捕鱼队的路线,狩猎队的装备,城防队的换防,技术部的位置,全被套走了。
钱趵一拳砸在桌上:“那些人嘴怎么那么贱?”
“不是贱,是傻,”胡大雷说,“人家给几颗兽核,就把什么都说出来了,连技术部在哪儿都说了,他们要是打过来怎么办。
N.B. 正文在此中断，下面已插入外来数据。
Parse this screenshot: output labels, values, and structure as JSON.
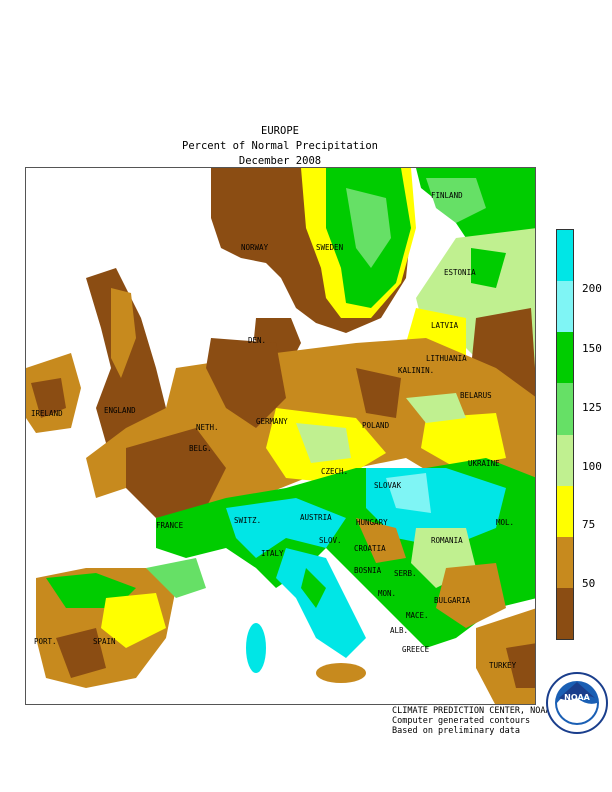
{
  "title": {
    "line1": "EUROPE",
    "line2": "Percent of Normal Precipitation",
    "line3": "December 2008"
  },
  "legend": {
    "colors": [
      "#00e6e6",
      "#7ff5f5",
      "#00cc00",
      "#66e066",
      "#c0f090",
      "#ffff00",
      "#c78a1e",
      "#8b4d13"
    ],
    "bands": [
      "> 200",
      "150-200",
      "150",
      "125-150",
      "100-125",
      "75-100",
      "50-75",
      "< 50"
    ],
    "ticks": [
      "200",
      "150",
      "125",
      "100",
      "75",
      "50"
    ]
  },
  "map": {
    "country_labels": [
      "FINLAND",
      "NORWAY",
      "SWEDEN",
      "ESTONIA",
      "LATVIA",
      "DEN.",
      "LITHUANIA",
      "KALININ.",
      "BELARUS",
      "IRELAND",
      "ENGLAND",
      "NETH.",
      "GERMANY",
      "POLAND",
      "BELG.",
      "CZECH.",
      "UKRAINE",
      "SLOVAK",
      "FRANCE",
      "SWITZ.",
      "AUSTRIA",
      "HUNGARY",
      "MOL.",
      "ROMANIA",
      "ITALY",
      "SLOV.",
      "CROATIA",
      "BOSNIA",
      "SERB.",
      "MON.",
      "BULGARIA",
      "MACE.",
      "ALB.",
      "PORT.",
      "SPAIN",
      "GREECE",
      "TURKEY"
    ]
  },
  "credits": {
    "line1": "CLIMATE PREDICTION CENTER, NOAA",
    "line2": "Computer generated contours",
    "line3": "Based on preliminary data"
  },
  "logo": {
    "text": "NOAA",
    "ring_text": "NATIONAL OCEANIC AND ATMOSPHERIC ADMINISTRATION · U.S. DEPARTMENT OF COMMERCE"
  }
}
”
“不会,就算是真的,也不是现在,”沈星阑打断他,“他们不会打,他们想要的是姜薇姐。”
四个人同时看向他。
“他们打听捕鱼队的路线,打听狩猎队的装备,打听城防队的换防,不是为了打新市。”沈星阑的声音很冷,“是为了摸清姜薇姐的底,她在新市做了什么,帮了谁,跟谁有关系,他们想知道她有多强,有多少人跟着她,能不能拉拢,不能拉拢的话。”
他没说完,但所有人都懂了。
不能拉拢的话,就要动别的心思。
“那怎么办?”钱趵问。
钱瑶沉默了一会儿,然后说:“先别急,他们只是打听,还没动手,姜姐不是那么好找的,我们先把消息递上去,让上面的人知道。”
“可是,”钱趵想说什么。
“我说了别急,”钱瑶看了他一眼。
钱趵闭嘴了。
沈星阑坐在旁边,低着头,把地图掏出来,在上面画了一个标记。
孙队长今天走的路线,他记住的每一个细节,都画在地图上。
写完之后,他把地图收好,揣进最里面的兜里。
卫刚坐在最边上,慢慢喝着汤,像是什么都没听见。但他握着勺子的手,比平时紧了一些。
又过了几天,胡大雷在集市上接了一单活,带着一个西市来的人去买新市安全区特有的面罩。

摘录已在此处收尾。